(The Crimson invites all men in the University to submit signed communications of timely interest. It assumes no responsibility, however, for sentiments expressed under this head and reserves the right to exclude any whose publication would be palpably inappropriate.)
To the Editors of the CRIMSON:
It is to be hoped that Professor Pope's suggestion that a University Theatre be Harvard's memorial to her sons that have given their lives in the war be accorded the attention among graduates and undergraduates that it deserves. Professor Pope has shown that such a tribute could be made as fitting and as beautiful as any that could be paid to those who gave their all to the cause.
It should be noted that such a memorial would fill what amounts to a crying need in the College today. Harvard stands almost alone among the large universities in the lack of a University Theatre of some sort, and yet she is recognized as the leading American college in actual accomplishment in the theatrical field. She has contributed more men that make the theatre worth while than any other college.
Yet when the Harvard Dramatic Club produces a play, it may do so only by accepting the kindness of a private club in allowing it to use a stage. It has no home which it can call its own; its scenery and properties after a production either become lost for want of room to keep them, or they must be crowded into the already desperately crowded 47 Workshop Room in Massachusetts Hall. Despite this, the Club has been able to do what no other University Dramatic Club has done,--successfully to write, stage, and act its own plays, in productions that have furnished a starting point for many of the best men in the dramatic world.
Aside from this intellectual value of supplying a centre for men interested in the theatre, such a memorial would be used by every man in College during his course at some time.
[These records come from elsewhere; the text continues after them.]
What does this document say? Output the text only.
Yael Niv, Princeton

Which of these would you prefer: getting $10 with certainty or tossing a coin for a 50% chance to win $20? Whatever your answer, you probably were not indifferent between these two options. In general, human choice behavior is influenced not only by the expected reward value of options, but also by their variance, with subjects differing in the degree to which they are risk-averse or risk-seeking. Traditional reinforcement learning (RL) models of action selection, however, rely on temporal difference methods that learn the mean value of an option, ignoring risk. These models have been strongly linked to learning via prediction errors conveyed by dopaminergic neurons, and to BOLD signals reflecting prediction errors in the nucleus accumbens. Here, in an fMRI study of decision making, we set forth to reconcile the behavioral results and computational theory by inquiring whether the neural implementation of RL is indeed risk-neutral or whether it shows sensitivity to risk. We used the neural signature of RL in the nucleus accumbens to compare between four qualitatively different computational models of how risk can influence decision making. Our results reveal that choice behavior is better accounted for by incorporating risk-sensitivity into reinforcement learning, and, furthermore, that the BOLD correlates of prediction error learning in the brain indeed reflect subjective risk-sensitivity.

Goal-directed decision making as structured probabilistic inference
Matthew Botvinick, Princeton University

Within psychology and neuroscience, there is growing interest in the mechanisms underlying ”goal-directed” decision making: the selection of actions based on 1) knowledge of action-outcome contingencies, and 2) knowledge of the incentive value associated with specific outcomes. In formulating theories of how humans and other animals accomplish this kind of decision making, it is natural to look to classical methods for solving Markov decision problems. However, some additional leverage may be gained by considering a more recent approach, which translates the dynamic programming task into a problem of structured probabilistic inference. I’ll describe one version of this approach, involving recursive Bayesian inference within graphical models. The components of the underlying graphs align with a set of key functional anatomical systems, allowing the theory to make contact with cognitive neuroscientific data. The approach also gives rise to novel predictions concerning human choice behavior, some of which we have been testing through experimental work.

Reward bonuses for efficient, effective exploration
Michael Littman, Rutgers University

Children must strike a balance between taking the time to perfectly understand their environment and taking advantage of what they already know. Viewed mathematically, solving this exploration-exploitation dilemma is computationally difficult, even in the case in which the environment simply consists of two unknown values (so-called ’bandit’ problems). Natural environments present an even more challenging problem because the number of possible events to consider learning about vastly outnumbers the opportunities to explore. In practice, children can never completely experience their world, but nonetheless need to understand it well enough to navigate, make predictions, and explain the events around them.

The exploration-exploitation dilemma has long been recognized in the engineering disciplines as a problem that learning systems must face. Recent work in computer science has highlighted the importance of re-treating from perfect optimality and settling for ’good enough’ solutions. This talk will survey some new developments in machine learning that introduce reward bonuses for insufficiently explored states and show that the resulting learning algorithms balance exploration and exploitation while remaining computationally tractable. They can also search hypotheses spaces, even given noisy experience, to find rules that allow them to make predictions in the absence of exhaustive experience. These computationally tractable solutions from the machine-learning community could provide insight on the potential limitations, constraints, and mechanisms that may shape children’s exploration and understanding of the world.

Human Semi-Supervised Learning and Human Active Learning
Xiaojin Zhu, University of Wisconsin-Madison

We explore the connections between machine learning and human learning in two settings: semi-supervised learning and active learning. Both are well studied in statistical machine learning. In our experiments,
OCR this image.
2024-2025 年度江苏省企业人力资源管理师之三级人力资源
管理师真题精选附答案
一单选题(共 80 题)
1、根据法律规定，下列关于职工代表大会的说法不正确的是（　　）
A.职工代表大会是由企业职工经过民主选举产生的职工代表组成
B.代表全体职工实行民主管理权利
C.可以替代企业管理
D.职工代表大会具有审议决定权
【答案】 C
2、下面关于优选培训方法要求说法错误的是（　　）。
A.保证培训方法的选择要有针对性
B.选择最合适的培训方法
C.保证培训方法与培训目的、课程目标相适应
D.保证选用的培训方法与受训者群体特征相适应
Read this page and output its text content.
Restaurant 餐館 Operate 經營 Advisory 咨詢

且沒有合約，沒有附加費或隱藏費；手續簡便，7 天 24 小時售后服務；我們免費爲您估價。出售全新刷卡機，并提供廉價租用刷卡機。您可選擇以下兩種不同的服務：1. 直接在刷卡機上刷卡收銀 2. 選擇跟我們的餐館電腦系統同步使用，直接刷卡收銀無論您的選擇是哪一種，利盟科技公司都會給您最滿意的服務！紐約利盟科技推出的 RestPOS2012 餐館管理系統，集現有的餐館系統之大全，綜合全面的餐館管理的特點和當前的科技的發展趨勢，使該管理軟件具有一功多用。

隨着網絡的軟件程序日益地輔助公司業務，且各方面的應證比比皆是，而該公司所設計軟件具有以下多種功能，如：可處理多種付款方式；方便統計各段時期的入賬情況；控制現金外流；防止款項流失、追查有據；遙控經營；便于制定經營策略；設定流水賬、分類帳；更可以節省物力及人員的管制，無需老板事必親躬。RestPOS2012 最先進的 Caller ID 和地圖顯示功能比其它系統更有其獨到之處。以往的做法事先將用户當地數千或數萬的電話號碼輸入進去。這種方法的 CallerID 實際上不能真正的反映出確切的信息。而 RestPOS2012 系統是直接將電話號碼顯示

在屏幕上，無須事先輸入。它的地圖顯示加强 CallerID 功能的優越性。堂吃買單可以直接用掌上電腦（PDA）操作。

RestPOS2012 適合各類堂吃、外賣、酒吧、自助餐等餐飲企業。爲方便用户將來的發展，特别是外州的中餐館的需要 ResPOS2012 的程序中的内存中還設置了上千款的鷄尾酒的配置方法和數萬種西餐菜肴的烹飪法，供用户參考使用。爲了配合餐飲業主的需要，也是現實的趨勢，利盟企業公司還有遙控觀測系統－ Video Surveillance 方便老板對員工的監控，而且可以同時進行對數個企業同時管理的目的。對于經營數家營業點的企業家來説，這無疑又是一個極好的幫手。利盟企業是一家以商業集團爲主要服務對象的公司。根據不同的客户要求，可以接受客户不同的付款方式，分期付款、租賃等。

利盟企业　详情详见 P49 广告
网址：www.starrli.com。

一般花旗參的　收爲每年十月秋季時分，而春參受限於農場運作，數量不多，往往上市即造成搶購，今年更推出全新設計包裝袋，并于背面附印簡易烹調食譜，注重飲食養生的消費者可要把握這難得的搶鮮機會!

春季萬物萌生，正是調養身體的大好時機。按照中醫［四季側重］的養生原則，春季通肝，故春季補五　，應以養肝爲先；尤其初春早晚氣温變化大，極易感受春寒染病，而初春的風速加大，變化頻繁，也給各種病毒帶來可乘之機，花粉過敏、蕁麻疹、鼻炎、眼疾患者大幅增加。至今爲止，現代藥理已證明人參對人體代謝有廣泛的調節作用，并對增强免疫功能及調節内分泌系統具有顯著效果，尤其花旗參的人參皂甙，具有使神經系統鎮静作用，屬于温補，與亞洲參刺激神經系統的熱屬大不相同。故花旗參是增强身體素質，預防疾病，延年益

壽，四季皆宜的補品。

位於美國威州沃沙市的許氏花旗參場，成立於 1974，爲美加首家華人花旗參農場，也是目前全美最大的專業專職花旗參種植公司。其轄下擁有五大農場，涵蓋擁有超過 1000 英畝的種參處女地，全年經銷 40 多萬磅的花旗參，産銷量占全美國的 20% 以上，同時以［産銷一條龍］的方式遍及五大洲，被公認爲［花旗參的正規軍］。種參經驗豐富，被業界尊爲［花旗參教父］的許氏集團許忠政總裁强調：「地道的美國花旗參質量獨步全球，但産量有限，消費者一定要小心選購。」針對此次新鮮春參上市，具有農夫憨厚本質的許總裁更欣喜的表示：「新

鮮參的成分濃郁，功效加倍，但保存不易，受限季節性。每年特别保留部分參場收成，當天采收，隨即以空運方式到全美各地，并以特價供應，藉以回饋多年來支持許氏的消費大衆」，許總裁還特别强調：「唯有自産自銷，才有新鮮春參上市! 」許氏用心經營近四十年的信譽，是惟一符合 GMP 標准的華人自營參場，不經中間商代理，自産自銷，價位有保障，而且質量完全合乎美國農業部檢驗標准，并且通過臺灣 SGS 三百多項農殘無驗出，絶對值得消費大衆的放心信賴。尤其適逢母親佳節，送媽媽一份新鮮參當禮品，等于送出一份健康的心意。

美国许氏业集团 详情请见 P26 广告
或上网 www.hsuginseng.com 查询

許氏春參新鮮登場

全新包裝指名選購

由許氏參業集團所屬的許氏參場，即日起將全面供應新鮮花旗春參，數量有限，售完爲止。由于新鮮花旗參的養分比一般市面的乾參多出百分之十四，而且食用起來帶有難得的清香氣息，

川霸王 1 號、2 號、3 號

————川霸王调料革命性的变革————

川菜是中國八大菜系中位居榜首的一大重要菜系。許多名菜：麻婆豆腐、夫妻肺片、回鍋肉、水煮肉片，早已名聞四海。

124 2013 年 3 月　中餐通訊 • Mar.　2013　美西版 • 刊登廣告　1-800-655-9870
Many of the smaller clubs would be furnished the place in which to give entertainments, which they can have in no other way. Class movies and smokers, concerts, and in short every form of undergraduate entertainment would centre about a University Theatre.
Professor Pope's plan presents indeed a rare opportunity to combine as a memorial what could be beautiful and practical at the same time. ROBERT T. BUSHNELL '19. Pres. Harvard Dramatic Club.